The benchmark_models.py script will compare the performance of the trained model to gpt-4o, gpt-4.1, o4-mini, and gemini-2.5-pro-preview. Before running the benchmark script, make sure you’ve provided a valid OPENROUTER_API_KEY and the AWS credentials detailed in step 3. These credentials are necessary for the script to upload the benchmark results to S3.
uv run python benchmarks/benchmark_models.py
This script will:
  • Run each benchmarked model through each document in the validation set.
  • Record the percentage of questions that each model’s summary allowed Gemini 2.5 Flash to answer correctly.

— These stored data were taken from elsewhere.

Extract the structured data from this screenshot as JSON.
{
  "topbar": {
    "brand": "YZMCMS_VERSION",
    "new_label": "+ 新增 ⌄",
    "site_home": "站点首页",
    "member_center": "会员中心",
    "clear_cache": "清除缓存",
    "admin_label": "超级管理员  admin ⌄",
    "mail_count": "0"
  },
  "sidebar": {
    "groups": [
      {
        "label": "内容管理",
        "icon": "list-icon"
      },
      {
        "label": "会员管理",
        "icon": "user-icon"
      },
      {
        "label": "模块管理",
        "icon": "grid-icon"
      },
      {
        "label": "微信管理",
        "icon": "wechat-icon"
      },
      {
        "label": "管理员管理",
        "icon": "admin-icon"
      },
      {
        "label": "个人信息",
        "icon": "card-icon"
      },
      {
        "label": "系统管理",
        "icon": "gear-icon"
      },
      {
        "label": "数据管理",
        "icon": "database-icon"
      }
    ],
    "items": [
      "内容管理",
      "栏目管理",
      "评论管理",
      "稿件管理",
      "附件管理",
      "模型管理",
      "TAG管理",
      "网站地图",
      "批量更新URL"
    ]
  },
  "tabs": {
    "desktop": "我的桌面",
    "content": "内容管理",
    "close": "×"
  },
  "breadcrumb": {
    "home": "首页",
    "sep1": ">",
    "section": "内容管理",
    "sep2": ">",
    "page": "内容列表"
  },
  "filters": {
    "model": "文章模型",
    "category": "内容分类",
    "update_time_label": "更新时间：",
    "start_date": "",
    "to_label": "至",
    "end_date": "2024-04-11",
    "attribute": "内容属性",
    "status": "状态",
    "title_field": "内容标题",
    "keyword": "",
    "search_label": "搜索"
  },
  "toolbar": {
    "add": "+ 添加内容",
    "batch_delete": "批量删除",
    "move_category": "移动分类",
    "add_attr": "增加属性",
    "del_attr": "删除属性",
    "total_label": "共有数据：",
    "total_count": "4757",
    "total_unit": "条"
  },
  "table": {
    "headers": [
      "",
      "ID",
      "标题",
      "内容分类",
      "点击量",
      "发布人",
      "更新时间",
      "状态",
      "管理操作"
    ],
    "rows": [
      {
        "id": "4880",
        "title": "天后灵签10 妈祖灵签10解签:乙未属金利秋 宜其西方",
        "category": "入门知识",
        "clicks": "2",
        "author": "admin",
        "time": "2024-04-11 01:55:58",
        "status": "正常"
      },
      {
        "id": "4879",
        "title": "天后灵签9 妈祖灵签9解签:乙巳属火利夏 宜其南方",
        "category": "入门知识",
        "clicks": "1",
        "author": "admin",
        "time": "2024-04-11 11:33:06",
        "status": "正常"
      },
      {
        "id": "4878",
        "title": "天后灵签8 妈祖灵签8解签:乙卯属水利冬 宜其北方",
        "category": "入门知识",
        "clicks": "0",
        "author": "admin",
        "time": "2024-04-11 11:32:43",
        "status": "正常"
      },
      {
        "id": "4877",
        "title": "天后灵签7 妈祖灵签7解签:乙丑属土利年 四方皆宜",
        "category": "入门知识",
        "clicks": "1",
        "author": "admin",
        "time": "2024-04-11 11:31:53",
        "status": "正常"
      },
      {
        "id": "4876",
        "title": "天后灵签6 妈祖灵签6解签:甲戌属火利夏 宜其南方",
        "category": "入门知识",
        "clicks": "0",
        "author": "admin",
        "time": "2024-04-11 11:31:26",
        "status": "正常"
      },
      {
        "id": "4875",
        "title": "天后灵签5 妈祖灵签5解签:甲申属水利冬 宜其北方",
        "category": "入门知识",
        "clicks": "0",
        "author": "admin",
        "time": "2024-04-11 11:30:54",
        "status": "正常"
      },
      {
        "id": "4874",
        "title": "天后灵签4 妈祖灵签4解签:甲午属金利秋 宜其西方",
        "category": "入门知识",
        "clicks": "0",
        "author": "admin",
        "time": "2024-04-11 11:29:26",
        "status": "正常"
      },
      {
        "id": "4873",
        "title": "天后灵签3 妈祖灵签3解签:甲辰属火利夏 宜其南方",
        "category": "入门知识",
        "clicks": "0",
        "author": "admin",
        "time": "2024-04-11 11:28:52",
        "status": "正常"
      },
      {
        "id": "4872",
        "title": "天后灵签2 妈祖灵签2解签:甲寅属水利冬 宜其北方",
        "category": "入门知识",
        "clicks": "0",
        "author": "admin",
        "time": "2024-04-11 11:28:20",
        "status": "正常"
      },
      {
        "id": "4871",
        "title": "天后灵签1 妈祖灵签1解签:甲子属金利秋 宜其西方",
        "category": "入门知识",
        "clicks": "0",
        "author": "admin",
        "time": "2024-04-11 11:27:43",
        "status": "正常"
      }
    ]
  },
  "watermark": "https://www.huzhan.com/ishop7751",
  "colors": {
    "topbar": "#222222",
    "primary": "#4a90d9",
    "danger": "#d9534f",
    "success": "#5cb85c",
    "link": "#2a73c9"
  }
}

  • Upload the results to S3.
Once the benchmark generation script has finished running, you can view the results and generate visual charts by navigating to benchmarks/display_benchmarks.ipynb and running the cells. After running all the cells, you should see something like the following: Benchmark Percentage of Questions Answered Comparison The percentage of questions that each model’s summary allowed Gemini 2.5 Flash to answer correctly at each training step. By step 40 of this training run, the trained model outperforms every other model. Benchmark Percentage of Questions Answered Comparison A side-by-side comparison of the percentage of questions that each model’s summary allowed Gemini 2.5 Flash to answer correctly. The trained model began with a percentage of 37%, but by the final step, it was able to generate summaries that allowed Gemini 2.5 Flash to answer 70% of the questions correctly.